Wednesday, September 23

But that's just today

It's a 'feeling sorry for myself' kind of day.

Not that I do feel sorry for myself, I really don't. I know how lucky I am that my husband is employed, that we have food to eat, that we have a house and things in it, that we have clothes and shoes and all the necessary things of life. I know how lucky I am that my kids are healthy, growing, mine, happy, spoiled, rotten, housed, fed, blah, blah, blah. I've had this conversation with myself all day.

What on earth do I have to be mopey about?

I can see myself from the outside. I can see that my mouth is curving down at the edges when it should be curving up. I see that I'm impatient. I can see that my eyes are heavy, I can feel the grittiness beneath my lids. But it's not tired-heavy. It's sour-heavy.

I have nothing to complain about today. I love my house. I love my kids. I love my husband.

But the thought of getting up out of this chair and cooking for them - I don't love that. The idea of converting my daughter's room to the new playroom (because she always sleeps with her brother on his bottom bunk now, and they both like it) makes me want to lock myself in the bathroom. The thought of finding out why Carly just closed the bedroom door - because that can't be good - is just exhausting. I don't have the will. Or the way.

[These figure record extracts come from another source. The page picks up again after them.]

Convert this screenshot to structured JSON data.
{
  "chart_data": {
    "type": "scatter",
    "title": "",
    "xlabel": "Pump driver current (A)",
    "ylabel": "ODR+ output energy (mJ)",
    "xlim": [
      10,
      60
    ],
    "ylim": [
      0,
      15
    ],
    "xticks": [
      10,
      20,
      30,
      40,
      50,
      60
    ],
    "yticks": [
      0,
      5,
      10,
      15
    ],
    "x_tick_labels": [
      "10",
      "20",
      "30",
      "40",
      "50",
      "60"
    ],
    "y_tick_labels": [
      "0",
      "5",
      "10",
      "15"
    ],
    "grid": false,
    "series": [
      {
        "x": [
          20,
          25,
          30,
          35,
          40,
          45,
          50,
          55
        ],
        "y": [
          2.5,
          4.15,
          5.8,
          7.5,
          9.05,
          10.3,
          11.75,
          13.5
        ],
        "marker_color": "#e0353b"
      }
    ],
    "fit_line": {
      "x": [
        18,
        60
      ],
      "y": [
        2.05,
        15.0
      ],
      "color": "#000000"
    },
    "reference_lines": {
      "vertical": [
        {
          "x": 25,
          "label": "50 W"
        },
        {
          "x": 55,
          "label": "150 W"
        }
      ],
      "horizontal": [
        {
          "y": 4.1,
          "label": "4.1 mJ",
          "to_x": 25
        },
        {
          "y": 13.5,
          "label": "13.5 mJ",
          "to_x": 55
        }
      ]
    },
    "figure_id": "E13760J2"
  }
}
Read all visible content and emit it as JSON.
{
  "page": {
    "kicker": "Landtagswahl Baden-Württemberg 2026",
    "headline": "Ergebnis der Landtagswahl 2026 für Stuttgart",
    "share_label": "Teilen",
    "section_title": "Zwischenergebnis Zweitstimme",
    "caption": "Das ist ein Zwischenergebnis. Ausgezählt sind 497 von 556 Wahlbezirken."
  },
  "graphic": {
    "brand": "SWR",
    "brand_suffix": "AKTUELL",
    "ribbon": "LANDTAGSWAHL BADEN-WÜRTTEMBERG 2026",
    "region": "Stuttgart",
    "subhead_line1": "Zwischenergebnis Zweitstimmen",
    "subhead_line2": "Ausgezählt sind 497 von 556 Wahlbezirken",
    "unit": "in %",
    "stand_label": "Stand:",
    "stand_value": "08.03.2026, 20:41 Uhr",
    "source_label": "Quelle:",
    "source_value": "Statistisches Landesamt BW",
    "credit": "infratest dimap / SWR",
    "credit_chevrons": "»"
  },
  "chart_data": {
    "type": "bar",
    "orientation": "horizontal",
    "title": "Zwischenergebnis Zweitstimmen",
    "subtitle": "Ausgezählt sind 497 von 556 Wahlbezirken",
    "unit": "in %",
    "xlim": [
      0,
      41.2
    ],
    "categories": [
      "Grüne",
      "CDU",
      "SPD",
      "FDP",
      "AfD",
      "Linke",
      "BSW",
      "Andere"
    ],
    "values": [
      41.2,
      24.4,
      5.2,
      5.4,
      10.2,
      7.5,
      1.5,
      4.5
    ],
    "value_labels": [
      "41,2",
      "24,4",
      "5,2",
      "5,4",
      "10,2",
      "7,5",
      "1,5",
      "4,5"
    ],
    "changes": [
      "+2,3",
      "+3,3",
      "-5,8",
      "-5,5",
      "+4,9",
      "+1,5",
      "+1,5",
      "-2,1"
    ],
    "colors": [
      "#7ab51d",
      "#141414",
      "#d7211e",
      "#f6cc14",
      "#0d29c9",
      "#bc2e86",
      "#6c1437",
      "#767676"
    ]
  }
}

When you're driving east to my house on Route 66 (because we live right off Route 66, the famous highway, Josh will tell you) you top this little rise and suddenly the valley tapers off in front of you. Far in the distance is the fuzzy, blue-gray outline of some mountains. They seem small, so far off. But they can't be if I can see them from here. They're big. And I could drive to get there. But it's farther than I need to go. That little mountain range takes my breath away every. single. time. Not because it's the biggest or the most beautiful, but because it represents hope. And steadiness. And patience. It represents this journey.

And today the journey is hard. Not because I'm weighed down by burdens, not because I need more or want more. But because it's tedious. One foot in front of the other, day after day, and those mountains seem like they're never going to get any closer. And when I reach them, I'll have to climb them.

And today, that seems too hard to do.